Dana employed a range of GIS tools in his study of the early Washington D.C. real estate market. By georectifying historical maps and plotting land value and other data, Dana was able to drawn new conclusions about the efficacy of L'Enfant's plan for the nation's capital.

Fall 2007

Jim Cocola
Jim Cocola of the English Department

In his study of modernist and post-modernist American poetry, Jim used Google Earth and other vernacular mapping tools to create a "mappemunde" of the way poets such as Charles Olson depicted place and how their own home locations influenced their work.

Lee Bidgood
Lee Bidgood of the Music Department

Bluegrass music in the Czech Republic -- there's a lot of it, and there's a lot of history and variety to the music-making. In addition to participant-observation and other person-level ethnographic work with folks who are part of the Czech bluegrass community, I broaden my work through web-based interactions.
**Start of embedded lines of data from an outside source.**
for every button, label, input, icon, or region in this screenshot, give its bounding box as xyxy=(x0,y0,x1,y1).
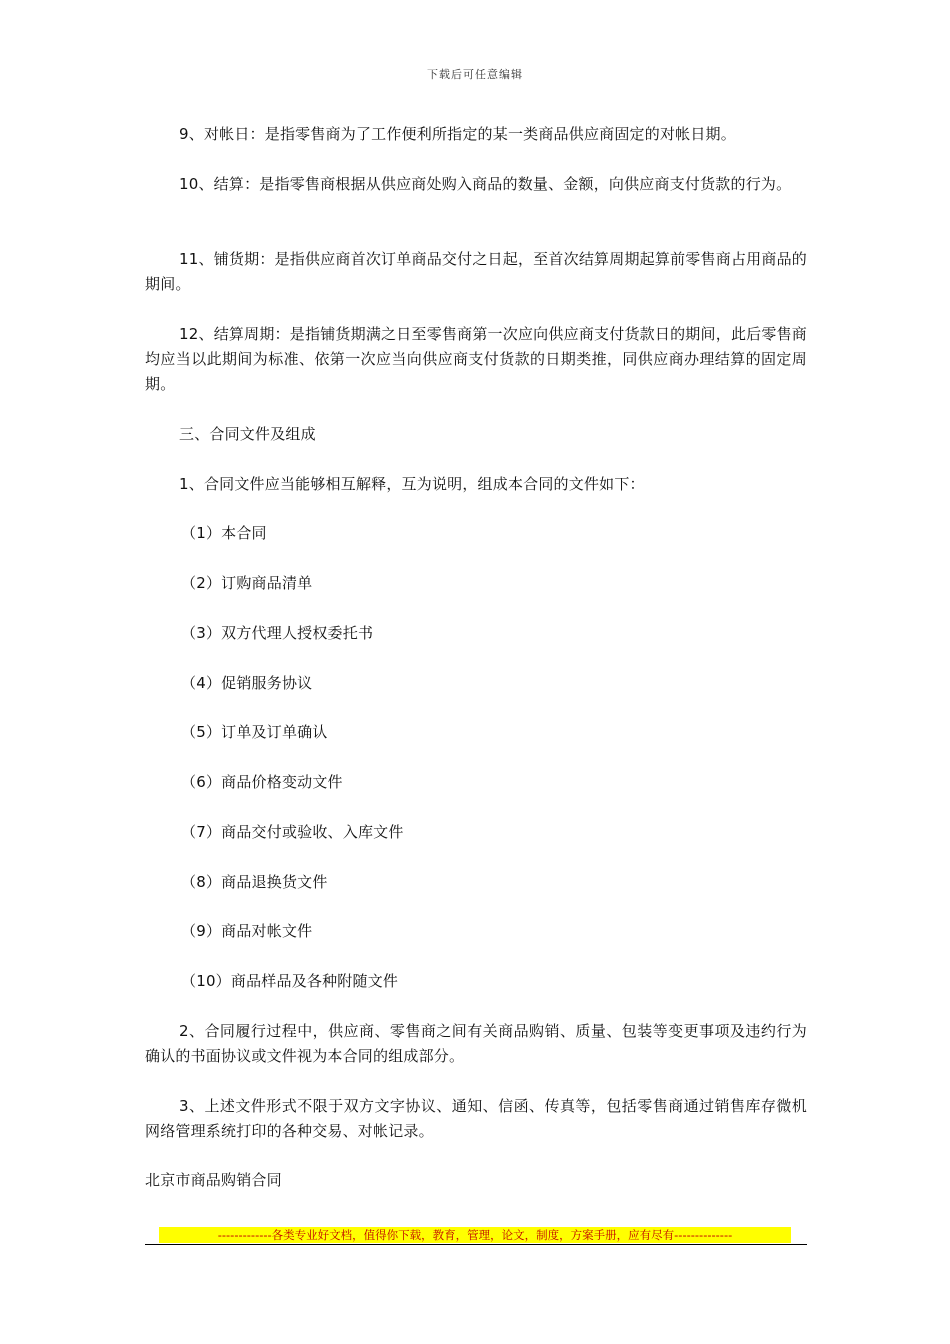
paragraph-reconciliation-day: 9、对帐日：是指零售商为了工作便利所指定的某一类商品供应商固定的对帐日期。 xyxy=(179,125,736,143)
list-item: （10）商品样品及各种附随文件 xyxy=(181,972,399,990)
list-item: （6）商品价格变动文件 xyxy=(181,773,343,791)
header-note: 下载后可任意编辑 xyxy=(427,68,523,81)
section-heading-contract-documents: 三、合同文件及组成 xyxy=(179,425,316,443)
list-item: （7）商品交付或验收、入库文件 xyxy=(181,823,404,841)
paragraph-document-forms: 3、上述文件形式不限于双方文字协议、通知、信函、传真等，包括零售商通过销售库存微机网络管理系统打印的各种交易、对帐记录。 xyxy=(145,1097,807,1140)
list-item: （3）双方代理人授权委托书 xyxy=(181,624,374,642)
list-item: （9）商品对帐文件 xyxy=(181,922,313,940)
list-item: （5）订单及订单确认 xyxy=(181,723,328,741)
list-item: （4）促销服务协议 xyxy=(181,674,313,692)
list-item: （2）订购商品清单 xyxy=(181,574,313,592)
paragraph-stocking-period: 11、铺货期：是指供应商首次订单商品交付之日起，至首次结算周期起算前零售商占用商品的期间。 xyxy=(145,250,807,293)
paragraph-settlement: 10、结算：是指零售商根据从供应商处购入商品的数量、金额，向供应商支付货款的行为。 xyxy=(179,175,792,193)
list-item: （1）本合同 xyxy=(181,524,267,542)
footer-divider xyxy=(145,1244,807,1245)
paragraph-settlement-cycle: 12、结算周期：是指铺货期满之日至零售商第一次应向供应商支付货款日的期间，此后零售商均应当以此期间为标准、依第一次应当向供应商支付货款的日期类推，同供应商办理结算的固定周期。 xyxy=(145,325,807,393)
paragraph-performance-documents: 2、合同履行过程中，供应商、零售商之间有关商品购销、质量、包装等变更事项及违约行为确认的书面协议或文件视为本合同的组成部分。 xyxy=(145,1022,807,1065)
footer-banner: -------------各类专业好文档，值得你下载，教育，管理，论文，制度，方案手册，应有尽有-------------- xyxy=(159,1227,791,1243)
list-item: （8）商品退换货文件 xyxy=(181,873,328,891)
document-title-footer: 北京市商品购销合同 xyxy=(145,1171,282,1189)
paragraph-contract-documents-intro: 1、合同文件应当能够相互解释，互为说明，组成本合同的文件如下： xyxy=(179,475,645,493)
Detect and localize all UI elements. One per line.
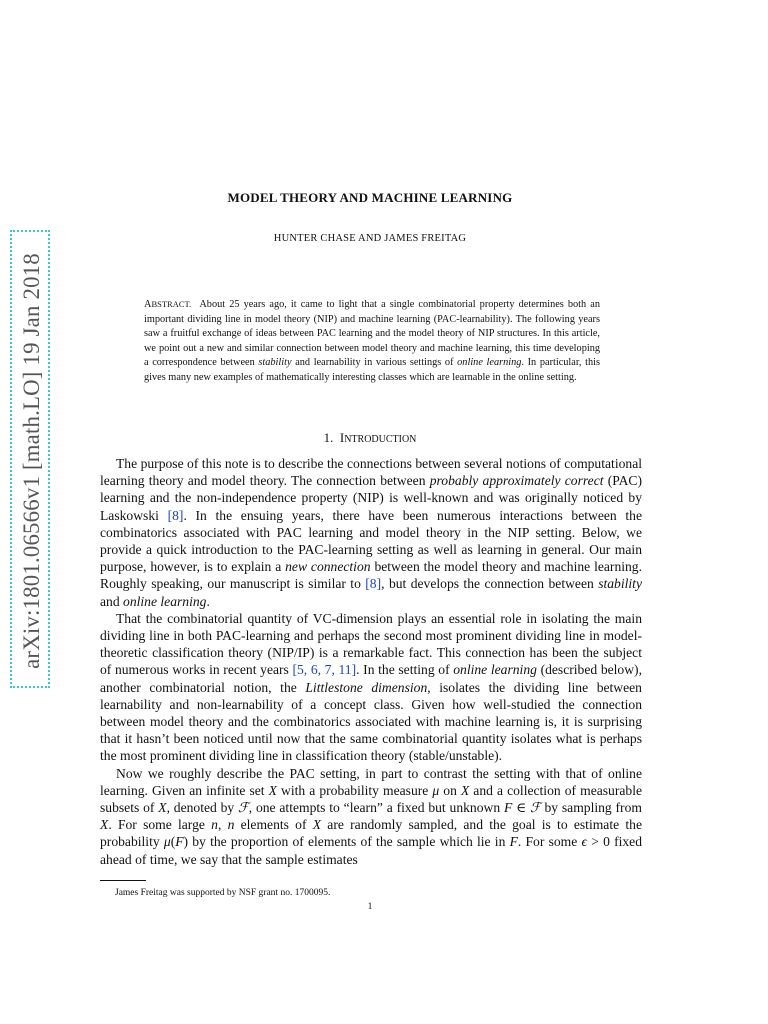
body-text — [100, 455, 642, 868]
footnote-rule — [100, 880, 146, 881]
citation-link[interactable]: [8] — [365, 576, 382, 592]
paper-title: MODEL THEORY AND MACHINE LEARNING — [227, 190, 513, 205]
abstract-label: ABSTRACT. — [144, 299, 192, 310]
citation-link[interactable]: [5, 6, 7, 11] — [292, 662, 357, 678]
paragraph-2: That the combinatorial quantity of VC-dimension plays an essential role in isolating the main dividing line in both PAC-learning and perhaps the second most prominent dividing line in model-theoretic classification theory (NIP/IP) is a remarkable fact. This connection has been the subject of numerous works in recent years [5, 6, 7, 11]. In the setting of online learning (described below), another combinatorial notion, the Littlestone dimension, isolates the dividing line between learnability and non-learnability of a concept class. Given how well-studied the connection between model theory and the combinatorics associated with machine learning is, it is surprising that it hasn’t been noticed until now that the same combinatorial quantity isolates what is perhaps the most prominent dividing line in classification theory (stable/unstable). — [100, 610, 642, 764]
paragraph-3: Now we roughly describe the PAC setting, in part to contrast the setting with that of online learning. Given an infinite set X with a probability measure μ on X and a collection of measurable subsets of X, denoted by ℱ, one attempts to “learn” a fixed but unknown F ∈ ℱ by sampling from X. For some large n, n elements of X are randomly sampled, and the goal is to estimate the probability μ(F) by the proportion of elements of the sample which lie in F. For some ϵ > 0 fixed ahead of time, we say that the sample estimates — [100, 765, 643, 867]
arxiv-stamp — [10, 230, 50, 688]
page-number: 1 — [367, 902, 373, 912]
section-heading-introduction: 1. INTRODUCTION — [323, 430, 417, 445]
arxiv-identifier: arXiv:1801.06566v1 [math.LO] 19 Jan 2018 — [19, 253, 44, 669]
footnote: James Freitag was supported by NSF grant no. 1700095. — [115, 888, 331, 898]
paragraph-1: The purpose of this note is to describe the connections between several notions of computational learning theory and model theory. The connection between probably approximately correct (PAC) learning and the non-independence property (NIP) is well-known and was originally noticed by Laskowski [8]. In the ensuing years, there have been numerous interactions between the combinatorics associated with PAC learning and model theory in the NIP setting. Below, we provide a quick introduction to the PAC-learning setting as well as learning in general. Our main purpose, however, is to explain a new connection between the model theory and machine learning. Roughly speaking, our manuscript is similar to [8], but develops the connection between stability and online learning. — [100, 456, 643, 609]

My online "Bluegrassová Mapa Ceské Republiky," which is in construction with help from the UVA library and the Bluegrassova Asociace Ceske Republiky will help widen the perspective of my dissertation, indicate the extent of bluegrass activity in Czech Republic to outsiders, and enable new local community and inter-community connections.

Past Digital Scholarship Award Recipients

Dana Wheeles
Dana Wheeles of the Art History Department

Dana relied her experience with XML and XSLT to create an online repository and exhibit of visual depictions of the enigmatic Lucrezia Borgia.

Mark Nevin
Mark Nevin of the History Department

Mark Nevin studied the history public opinion polling during the years of Richard Nixon's presidency.